Vermont minors can now consent to receive outpatient treatment from a mental health professional without the consent of a parent or legal guardian.
Newly enacted legislation, “An act relating to consent by minors for mental health treatment” went into effect Jan. 1. “Outpatient treatment” in the context of the act refers to psychotherapy and other counseling services that are supportive, but not prescription drugs.
Originally, the legislation was drafted specifically to allow minors to consent to mental health treatment for conditions related to the minor’s “sexual orientation or gender identity.”

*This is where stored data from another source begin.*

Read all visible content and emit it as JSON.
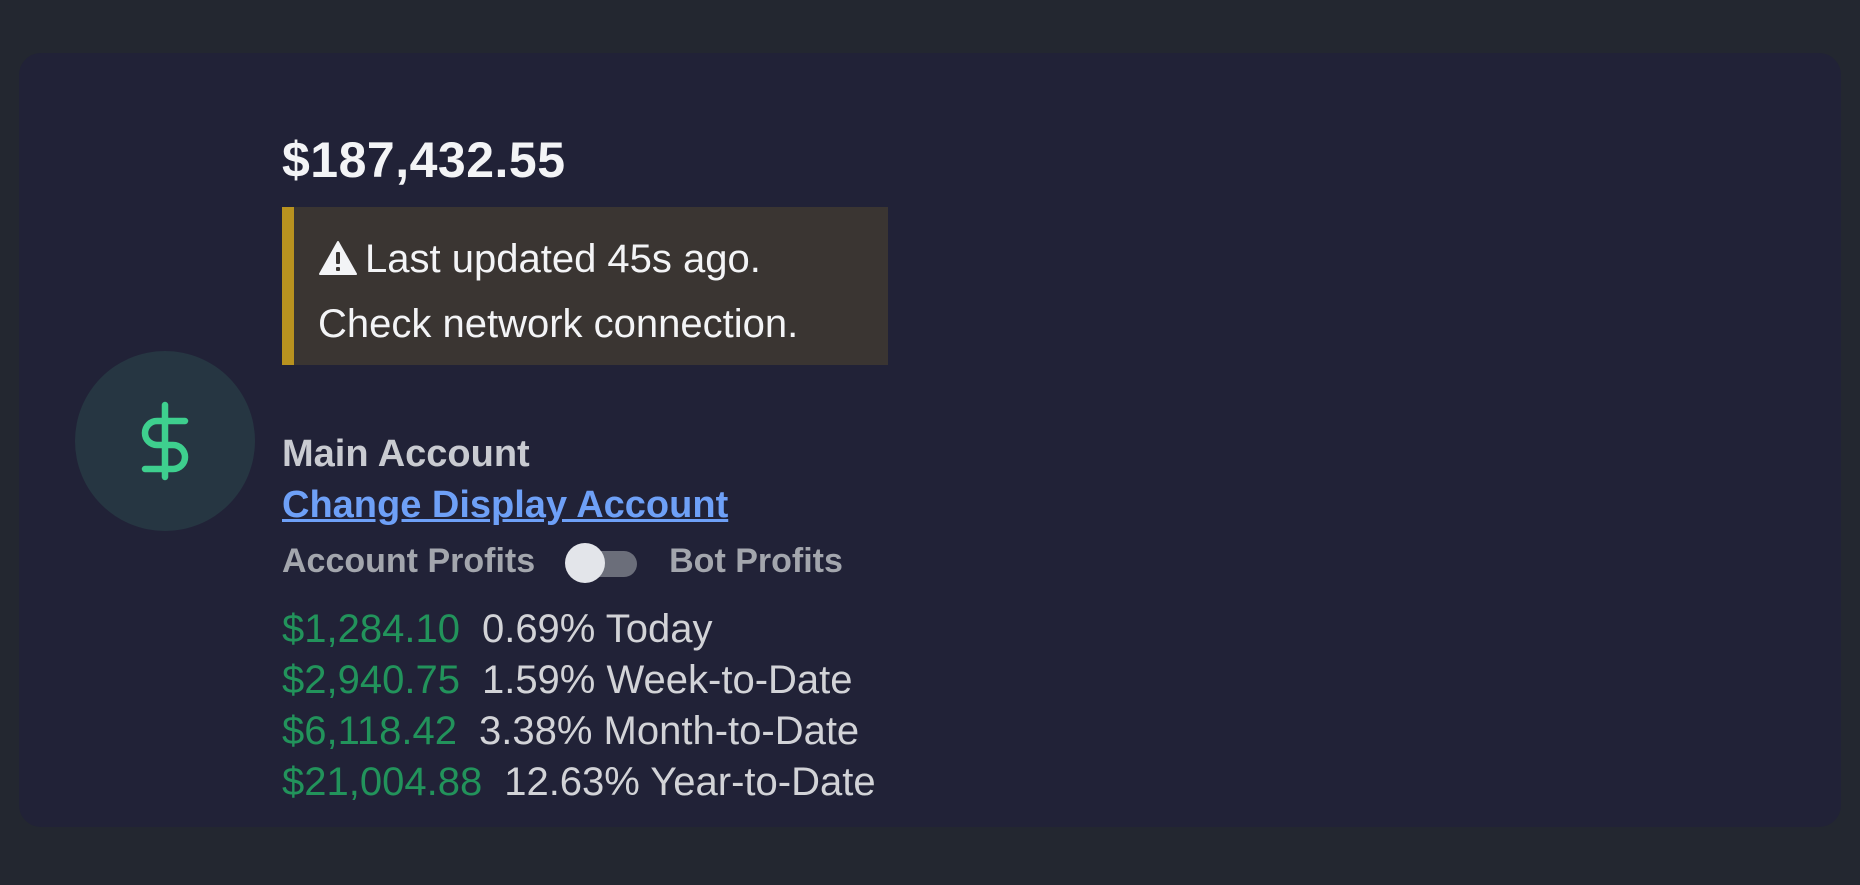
{
  "account_card": {
    "balance": "$187,432.55",
    "avatar_icon": "dollar-icon",
    "warning": {
      "icon": "warning-triangle-icon",
      "line1": "Last updated 45s ago.",
      "line2": "Check network connection."
    },
    "account_name": "Main Account",
    "change_account_link": "Change Display Account",
    "toggle": {
      "left_label": "Account Profits",
      "right_label": "Bot Profits",
      "checked": false
    },
    "profits": [
      {
        "amount": "$1,284.10",
        "percent_label": "0.69% Today"
      },
      {
        "amount": "$2,940.75",
        "percent_label": "1.59% Week-to-Date"
      },
      {
        "amount": "$6,118.42",
        "percent_label": "3.38% Month-to-Date"
      },
      {
        "amount": "$21,004.88",
        "percent_label": "12.63% Year-to-Date"
      }
    ]
  },
  "colors": {
    "page_background": "#232730",
    "card_background": "#212237",
    "avatar_background": "#263642",
    "dollar_icon": "#3ecf8e",
    "warning_background": "#3a3532",
    "warning_border": "#b8921f",
    "link": "#6ea0f7",
    "profit_positive": "#22935b"
  }
}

Rick Barnett, Psy.D., M.S., LADC, the Vermont Psychological Association’s legislative advocate and a clinical psychologist in private practice, provided testimony on the legislation as an individual psychologist (not on behalf of VPA) and said he was generally supportive, but questioned those limitations and asked that it be more inclusive.
“I didn’t know why it would be restrictive to just those issues,” Barnett said. “I work with minors who want to talk about substance abuse and often feel afraid to talk about their alcohol or drug use because their parents would find out.”
David C. Rettew, M.D., testified in favor of the legislation but also questioned the initial restriction of the bill. He is associate professor of psychiatry and pediatrics; director, Child & Adolescent Psychiatry Fellowship; and director, Pediatric Psychiatry Clinic, University of Vermont College of Medicine.
Rettew said prior to the legislation, there had been a lot of concern about suicide and self-harm rates among Vermont adolescents. “I think the idea was, there may be reasons why these teens might be reluctant to bring up some of these things with their parents,” Rettew said.
“(The legislation) was designed to provide an outlet for them to get a conversation going in a safe place and to try to help provide services to people who might otherwise avoid them.”
“There could be lots of reasons why a teen might be reluctant to bring up a mental health concern,” Rettew said. “We shouldn’t just reserve it for one group of people and I think people understand that. Suicide is suicide and we want to try and prevent it in everybody.”
JP Hayden, MA, licensed psychologist-master in private practice in Stowe, who has worked with many children and families, said she thinks the legislation is well-intended. However, “there are some inherent ethical concerns about it right out of the gate,” she said. Hayden worried that when reviewing the limits of confidentiality with a child – if the child would be able to grasp that information. She also questioned how legally binding the signature of a minor would be on these types of documents.
Rettew said in late November that the issue of insurance and payment was a concern, and he is still trying to find out what to do in that regard at his own pediatric psychiatry clinic.
“I think one of the issues about this law is that it sounds good on paper, but operationalizing it is pretty tricky,” Rettew said. “If you come to a university clinic or private clinic, the insurance is going to be billed and that’s going to go to the parent.” He said payment may not be as big of an obstacle in cases where mental health professionals aren’t paid per visit or where a bill doesn’t come out of that appointment (for example, mental health counselors embedded in schools).
Rettew said he hoped decisions on such issues would be made proactively, before problems arise, in Vermont. He cited research that shows how consent laws regarding minors seeking treatment for drug and mental health treatment vary widely across the nation.
Some states allowed minor consent for inpatient but not outpatient; substance use treatment but not mental health; or vice versa. Some states have no specific law on the books.
“It seems like these laws are getting brought up in piecemeal fashion without any kind of global coherent strategy with what makes the most sense,” he said. “I think this may be a wakeup call to really think this through in a rationale way.”
While the legislation doesn’t include an age range or limit, Barnett doesn’t anticipate there will be many cases where younger minors seek their own treatment. But “for mid-adolescents and late adolescents, anywhere from 14-18 – I see real benefits (from the legislation),” he said. Still, he questions whether youths will even be aware of this option.
Also, “Kids are challenging to engage, and not ones to often seek out their own treatment,” Barnett said. “I’m not sure it’s going have a huge effect, even if we did do a massive public information campaign, but for those select few kids who are interested in talking confidentially and feeling safe doing so, it’s great.”
The same limits to confidentiality apply to minors as they would to adults seeking mental health treatment Barnett said. So in cases where this is a risk of suicide or an abuse situation, “parents can still feel secure knowing that the therapists who are seeing their kids are going to report things like that,” he said.